China’s concerns are grounded in long-standing fears over the Dalai Lama’s role as the spiritual, and sometimes political, leader of Tibet’s push for economic and cultural autonomy from Beijing. China has called the exiled Nobel Peace Prize winner a violent separatist.

The sensitivities are not unique to the Obama White House. Obama’s predecessors George W. Bush and Bill Clinton also walked a fine line. The presidents have met with the Dalai Lama in the Map Room, in the White House residence, to emphasize that the meetings are personal, not political. Often, including on the Dalai Lama’s most recent meeting with Obama a year ago, White House reporters are barred from the event.

The provisions allow Beijing to save face, said Michael Green, Asia director in the Bush administration. But the irony, he added, is that “from an American perspective and from the perspective of His Holiness, a meeting at length in the residence is more personal.”
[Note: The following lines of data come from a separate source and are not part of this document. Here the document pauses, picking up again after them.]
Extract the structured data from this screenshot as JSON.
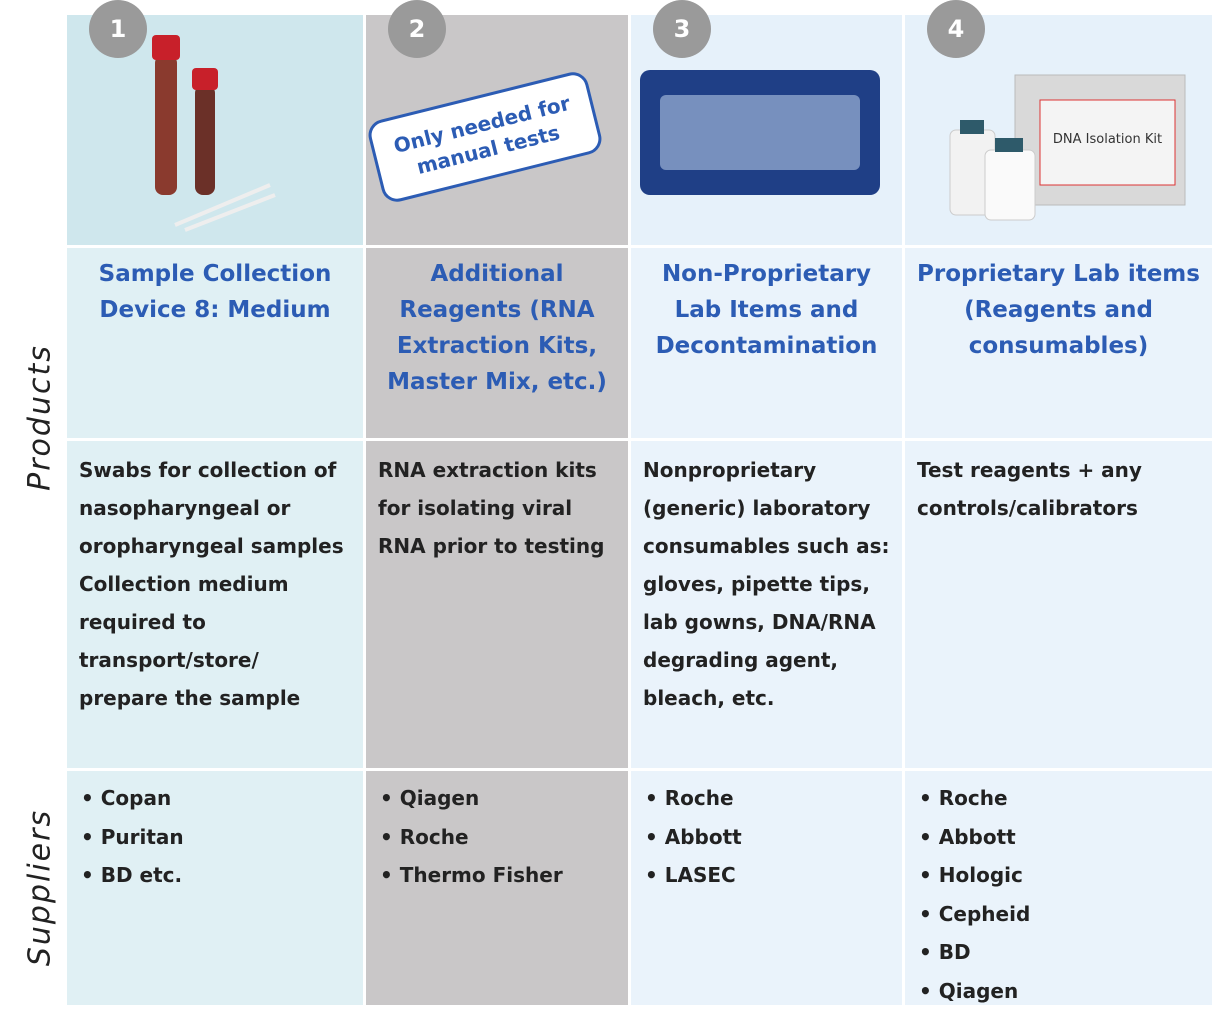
{
  "side_labels": {
    "products": "Products",
    "suppliers": "Suppliers"
  },
  "note": "Only needed for manual tests",
  "columns": [
    {
      "number": "1",
      "title": "Sample Collection Device 8: Medium",
      "description": [
        "Swabs for collection of nasopharyngeal or oropharyngeal samples",
        "Collection medium required to transport/store/ prepare the sample"
      ],
      "suppliers": [
        "Copan",
        "Puritan",
        "BD etc."
      ]
    },
    {
      "number": "2",
      "title": "Additional Reagents (RNA Extraction Kits, Master Mix, etc.)",
      "description": [
        "RNA extraction kits  for isolating viral RNA prior to testing"
      ],
      "suppliers": [
        "Qiagen",
        "Roche",
        "Thermo Fisher"
      ]
    },
    {
      "number": "3",
      "title": "Non-Proprietary Lab Items and Decontamination",
      "description": [
        "Nonproprietary (generic) laboratory consumables such as: gloves, pipette tips, lab gowns, DNA/RNA degrading agent, bleach, etc."
      ],
      "suppliers": [
        "Roche",
        "Abbott",
        "LASEC"
      ]
    },
    {
      "number": "4",
      "title": "Proprietary Lab items (Reagents and consumables)",
      "description": [
        "Test reagents + any controls/calibrators"
      ],
      "suppliers": [
        "Roche",
        "Abbott",
        "Hologic",
        "Cepheid",
        "BD",
        "Qiagen"
      ],
      "image_label": "DNA Isolation Kit"
    }
  ]
}
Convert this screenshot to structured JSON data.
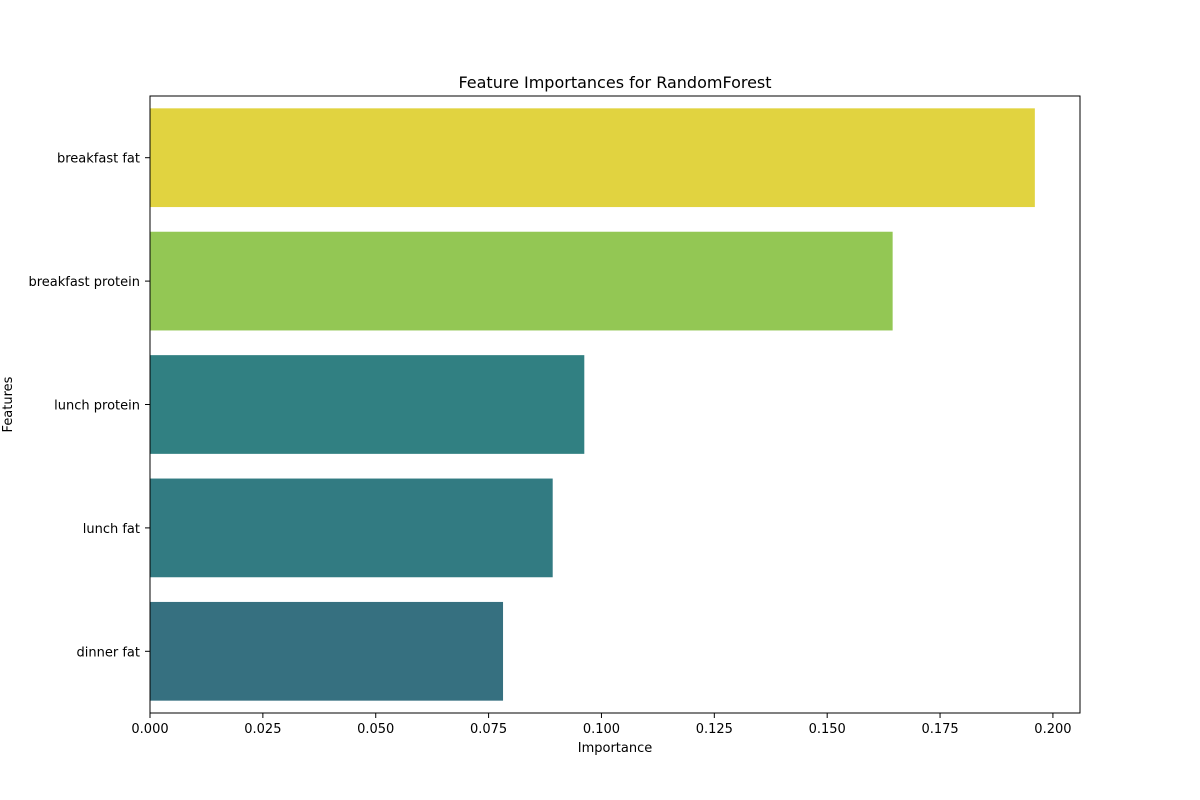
{
  "chart_data": {
    "type": "bar",
    "orientation": "horizontal",
    "title": "Feature Importances for RandomForest",
    "xlabel": "Importance",
    "ylabel": "Features",
    "categories": [
      "breakfast fat",
      "breakfast protein",
      "lunch protein",
      "lunch fat",
      "dinner fat"
    ],
    "values": [
      0.196,
      0.1645,
      0.0962,
      0.0892,
      0.0782
    ],
    "colors": [
      "#e1d340",
      "#93c754",
      "#318082",
      "#327b82",
      "#367080"
    ],
    "xlim": [
      0,
      0.206
    ],
    "xticks": [
      0.0,
      0.025,
      0.05,
      0.075,
      0.1,
      0.125,
      0.15,
      0.175,
      0.2
    ],
    "xtick_labels": [
      "0.000",
      "0.025",
      "0.050",
      "0.075",
      "0.100",
      "0.125",
      "0.150",
      "0.175",
      "0.200"
    ],
    "grid": false,
    "legend": "none"
  }
}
In 2007, Bush visited Capitol Hill to award the Dalai Lama the Congressional Gold Medal — but he made sure to personally inform then-Chinese President Hu Jintao of his plans during a summit in Australia a month prior to the ceremony.

Despite the heads-up, a Chinese foreign ministry official charged that Bush’s actions “seriously violate the basic principles of international relations.”

Asked about the criticism, the Dalai Lama scoffed. “That always happens,” he said. (After leaving the White House, Bush painted a portrait of the religious leader.)

China experts said Obama’s appearances with the Dalai Lama are unlikely to directly affect foreign policy outcomes on major issues — such as the climate accord that Obama and Chinese President Xi Jinping announced in November.

“Both sides are constantly doing things that irritate each other,” said Elizabeth C. Economy, director of Asia studies at the Council on Foreign Relations. “The Chinese blocked the New York Times’ Web site. They do things that irritate us, but we don’t allow the entire relationship to devolve because of this.”

Still, the Obama administration has stumbled at times. In 2009, the White House postponed a meeting with the Dalai Lama that had been scheduled for one month before Obama was to make his inaugural trip to Beijing. The president dispatched Valerie Jarrett, a top adviser, to Dharamsala, India, where the religious leader lives in exile, to make amends.

Despite the U.S. gesture, Hu offered no reciprocal olive branch during what the media saw as a largely unsuccessful trip to China for Obama in November 2009.

Three months later, in February 2010, the Dalai Lama arrived at the White House to meet with Obama in the Map Room. The president presented him a copy of a letter that Franklin Roosevelt had written to the 8-year-old Dalai Lama in 1943, according to “Obama and China’s Rise,” a book by Jeffrey A. Bader, who was Obama’s Asia director from 2009 to 2011.

The meeting went smoothly until the Dalai Lama stopped on his way out to speak with journalists. According to Bader’s book, the Dalai Lama passed trash bags that had piled up because of a snowstorm — a scene caught on camera and seized upon by outraged conservative talk show hosts who erroneously accused Obama of sending the Dalai Lama out the back door to pacify the Chinese.

Robert J. Barnett, director of the modern Tibet studies program at Columbia University, said the White House has regained its leverage since then.

“The question is whether the Americans have played a really smart move here by allowing this event to take place,” Barnett said of the prayer breakfast. “It completely checkmates the Chinese, since the Americans can deny it’s a meeting, and the Chinese can’t justify their heavy-handed response. Their bluff has been called again.”